July 18, 2007
FBI Uses Home Grown Spyware to Catch Student Bomb Threat Maker
Ever wonder how technically capable the FBI could be in bugging computers? Then check out the report in Wired over how they planted software on a 15 year old's computer in a bomb threat case. Josh Glazebrook was a student at Timberline High in Washington state. He sent harassing email to fellow students via a hacked server in Italy and set up a bomb threat page on MySpace, actually calling it Timberlinebombinfo.

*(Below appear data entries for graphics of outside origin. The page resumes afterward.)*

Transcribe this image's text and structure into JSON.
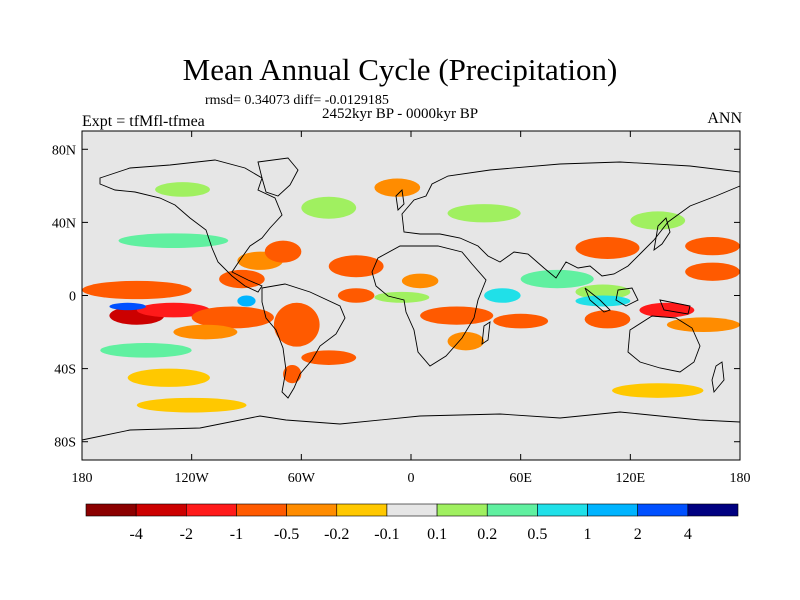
{
  "chart_data": {
    "type": "heatmap",
    "title": "Mean Annual Cycle (Precipitation)",
    "stats_line": "rmsd= 0.34073 diff= -0.0129185",
    "period": "2452kyr BP - 0000kyr BP",
    "left_label": "Expt = tfMfl-tfmea",
    "right_label": "ANN",
    "xlim": [
      -180,
      180
    ],
    "ylim": [
      -90,
      90
    ],
    "x_ticks": [
      {
        "value": -180,
        "label": "180"
      },
      {
        "value": -120,
        "label": "120W"
      },
      {
        "value": -60,
        "label": "60W"
      },
      {
        "value": 0,
        "label": "0"
      },
      {
        "value": 60,
        "label": "60E"
      },
      {
        "value": 120,
        "label": "120E"
      },
      {
        "value": 180,
        "label": "180"
      }
    ],
    "y_ticks": [
      {
        "value": 80,
        "label": "80N"
      },
      {
        "value": 40,
        "label": "40N"
      },
      {
        "value": 0,
        "label": "0"
      },
      {
        "value": -40,
        "label": "40S"
      },
      {
        "value": -80,
        "label": "80S"
      }
    ],
    "colorbar": {
      "levels": [
        "-4",
        "-2",
        "-1",
        "-0.5",
        "-0.2",
        "-0.1",
        "0.1",
        "0.2",
        "0.5",
        "1",
        "2",
        "4"
      ],
      "colors": [
        "#8b0000",
        "#cc0000",
        "#ff1a1a",
        "#ff5a00",
        "#ff8c00",
        "#ffc800",
        "#e6e6e6",
        "#a0f060",
        "#60f0a0",
        "#20e0e8",
        "#00b4ff",
        "#0050ff",
        "#000080"
      ]
    },
    "background_color": "#e6e6e6",
    "anomaly_regions": [
      {
        "lon": [
          -180,
          -120
        ],
        "lat": [
          -2,
          8
        ],
        "level": 3
      },
      {
        "lon": [
          -165,
          -135
        ],
        "lat": [
          -16,
          -6
        ],
        "level": 1
      },
      {
        "lon": [
          -150,
          -110
        ],
        "lat": [
          -12,
          -4
        ],
        "level": 2
      },
      {
        "lon": [
          -120,
          -75
        ],
        "lat": [
          -18,
          -6
        ],
        "level": 3
      },
      {
        "lon": [
          -130,
          -95
        ],
        "lat": [
          -24,
          -16
        ],
        "level": 4
      },
      {
        "lon": [
          -105,
          -80
        ],
        "lat": [
          4,
          14
        ],
        "level": 3
      },
      {
        "lon": [
          -95,
          -70
        ],
        "lat": [
          14,
          24
        ],
        "level": 4
      },
      {
        "lon": [
          -80,
          -60
        ],
        "lat": [
          18,
          30
        ],
        "level": 3
      },
      {
        "lon": [
          -45,
          -15
        ],
        "lat": [
          10,
          22
        ],
        "level": 3
      },
      {
        "lon": [
          -40,
          -20
        ],
        "lat": [
          -4,
          4
        ],
        "level": 3
      },
      {
        "lon": [
          -75,
          -50
        ],
        "lat": [
          -28,
          -4
        ],
        "level": 3
      },
      {
        "lon": [
          -70,
          -60
        ],
        "lat": [
          -48,
          -38
        ],
        "level": 3
      },
      {
        "lon": [
          -60,
          -30
        ],
        "lat": [
          -38,
          -30
        ],
        "level": 3
      },
      {
        "lon": [
          5,
          45
        ],
        "lat": [
          -16,
          -6
        ],
        "level": 3
      },
      {
        "lon": [
          20,
          40
        ],
        "lat": [
          -30,
          -20
        ],
        "level": 4
      },
      {
        "lon": [
          45,
          75
        ],
        "lat": [
          -18,
          -10
        ],
        "level": 3
      },
      {
        "lon": [
          -5,
          15
        ],
        "lat": [
          4,
          12
        ],
        "level": 4
      },
      {
        "lon": [
          150,
          180
        ],
        "lat": [
          8,
          18
        ],
        "level": 3
      },
      {
        "lon": [
          125,
          155
        ],
        "lat": [
          -12,
          -4
        ],
        "level": 2
      },
      {
        "lon": [
          95,
          120
        ],
        "lat": [
          -18,
          -8
        ],
        "level": 3
      },
      {
        "lon": [
          140,
          180
        ],
        "lat": [
          -20,
          -12
        ],
        "level": 4
      },
      {
        "lon": [
          90,
          125
        ],
        "lat": [
          20,
          32
        ],
        "level": 3
      },
      {
        "lon": [
          150,
          180
        ],
        "lat": [
          22,
          32
        ],
        "level": 3
      },
      {
        "lon": [
          -20,
          5
        ],
        "lat": [
          54,
          64
        ],
        "level": 4
      },
      {
        "lon": [
          -155,
          -110
        ],
        "lat": [
          -50,
          -40
        ],
        "level": 5
      },
      {
        "lon": [
          -150,
          -90
        ],
        "lat": [
          -64,
          -56
        ],
        "level": 5
      },
      {
        "lon": [
          110,
          160
        ],
        "lat": [
          -56,
          -48
        ],
        "level": 5
      },
      {
        "lon": [
          -180,
          -140
        ],
        "lat": [
          36,
          48
        ],
        "level": 6
      },
      {
        "lon": [
          -160,
          -100
        ],
        "lat": [
          26,
          34
        ],
        "level": 8
      },
      {
        "lon": [
          -60,
          -30
        ],
        "lat": [
          42,
          54
        ],
        "level": 7
      },
      {
        "lon": [
          60,
          100
        ],
        "lat": [
          4,
          14
        ],
        "level": 8
      },
      {
        "lon": [
          90,
          120
        ],
        "lat": [
          -2,
          6
        ],
        "level": 7
      },
      {
        "lon": [
          -20,
          10
        ],
        "lat": [
          -4,
          2
        ],
        "level": 7
      },
      {
        "lon": [
          40,
          60
        ],
        "lat": [
          -4,
          4
        ],
        "level": 9
      },
      {
        "lon": [
          90,
          120
        ],
        "lat": [
          -6,
          0
        ],
        "level": 9
      },
      {
        "lon": [
          -95,
          -85
        ],
        "lat": [
          -6,
          0
        ],
        "level": 10
      },
      {
        "lon": [
          -165,
          -145
        ],
        "lat": [
          -8,
          -4
        ],
        "level": 11
      },
      {
        "lon": [
          -140,
          -110
        ],
        "lat": [
          54,
          62
        ],
        "level": 7
      },
      {
        "lon": [
          20,
          60
        ],
        "lat": [
          40,
          50
        ],
        "level": 7
      },
      {
        "lon": [
          -170,
          -120
        ],
        "lat": [
          -34,
          -26
        ],
        "level": 8
      },
      {
        "lon": [
          120,
          150
        ],
        "lat": [
          36,
          46
        ],
        "level": 7
      }
    ]
  }
}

The FBI got a court order allowing the agency to use a program it calls CIPAV, or computer and Internet protocol address verifier. According to the FBI affidavit obtained by Wired, the program acts like spyware and can obtain the following information (and more, apparently):
- IP address
MAC address of ethernet cards
- A list of open TCP and UDP ports
- A list of running programs
- The operating system type, version and serial number
- The default Internet browser and version
- The registered user of the operating system, and registered company name, if any
- The current logged-in user name
- The last visited URL
The kid was ultimately identified and arrested through information gathered through the program. Glazebrook's attorney tried to minimize his client's activity with the "ha ha, just kidding" defense. The penalty so far is 90 days in jail and two years of probation with restrictions on computer use.
The real focus of the story is on the actual capability of the FBI and how its "spyware" approach to electronic investigation may compromise security companies who root out this type of attack for clients. The FBI is not kidding when it comes to electronic surveillance. We've come a long way from keyloggers.